A New Approach: Combining Lifestyle Changes and Medications

Even in this era of next-generation AOMs, lifestyle and behavior change still play a critical role in improving population health outcomes. Healthy lifestyle behaviors, including adopting healthful dietary patterns, reducing sedentary time, engaging in regular physical activity, and receiving sufficient, good quality sleep, have numerous benefits, from cardiovascular protection to improved mental health.

For patients with obesity, effective medical or surgical treatment should not be withheld pending a patient's behavioral "failure" or discontinued upon reaching a weight goal. The underlying disease of obesity, much like hypertension, has not been "cured" per se. For patients not interested in weight loss, lifestyle intervention may be a sufficient intervention for preventing additional weight gain.

Lifestyle behavioral therapy could also help achieve "quality" in weight loss, not just the "quantity" that is so appealing with modern AOMs. With weight loss substantially empowered by AOMs, lifestyle behavioral therapy could be refocused as a tool to optimize nutrition and physical activity to improve overall health during weight loss.

Conclusion

The future of obesity treatment will likely feature AOMs, but they will not address the widespread pathologies of our food and lived environments. Healthy lifestyles for all people, irrespective of body mass index, should be supported using individual, policy, systems, and environmental approaches that address the social determinants of health and are responsive to community needs. As a field, obesity medicine must move away from the toxic "lifestyle versus medical therapy" debate. Our patients will benefit most if we can learn to pair lifestyle interventions with pharmacotherapy to both optimize health outcomes and help them maintain lower body weights.

Frequently Asked Questions

What are the specific side effects associated with the mentioned anti-obesity medications (AOMs), such as tirzepatide and semaglutide, and how do they vary among different patients?
Common side effects of medications like tirzepatide and semaglutide include gastrointestinal issues such as nausea, vomiting, diarrhea, and constipation. These effects can vary among patients, with some experiencing mild symptoms and others having more severe reactions. Specific side effects depend on the individual's health condition, dosage, and other medications they might be taking.

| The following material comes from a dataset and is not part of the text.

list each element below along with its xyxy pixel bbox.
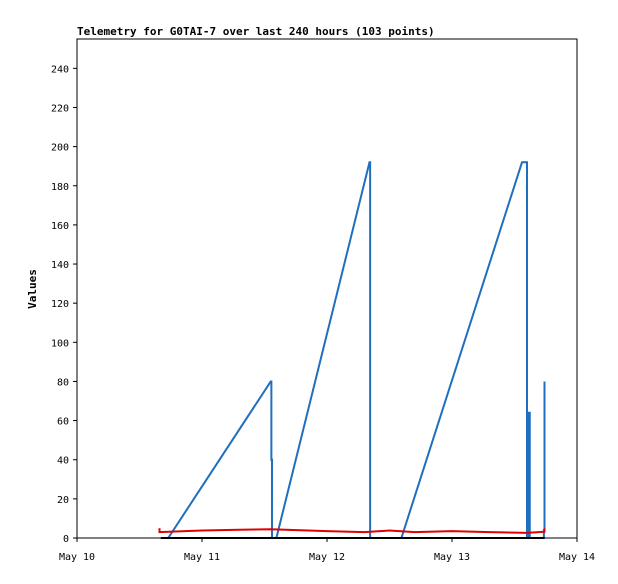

How do lifestyle interventions and AOMs compare in terms of cost-effectiveness and accessibility for the average patient?
The cost-effectiveness and accessibility of lifestyle interventions versus AOMs can vary widely. Lifestyle interventions may require significant personal time and effort but minimal financial cost. In contrast, AOMs can be expensive and may not be covered by insurance in all cases, making them less accessible to some patients.

Are there any long-term studies or data on the effects of combining lifestyle changes with AOMs on obesity-related comorbidities, such as type 2 diabetes, heart disease, and certain types of cancer?
Long-term studies specifically addressing the combined effects of lifestyle changes and AOMs on obesity-related comorbidities are limited. However, both strategies independently have shown benefits in reducing the risk of conditions like type 2 diabetes, heart disease, and certain cancers. The synergistic effects of combining these approaches warrant further investigation.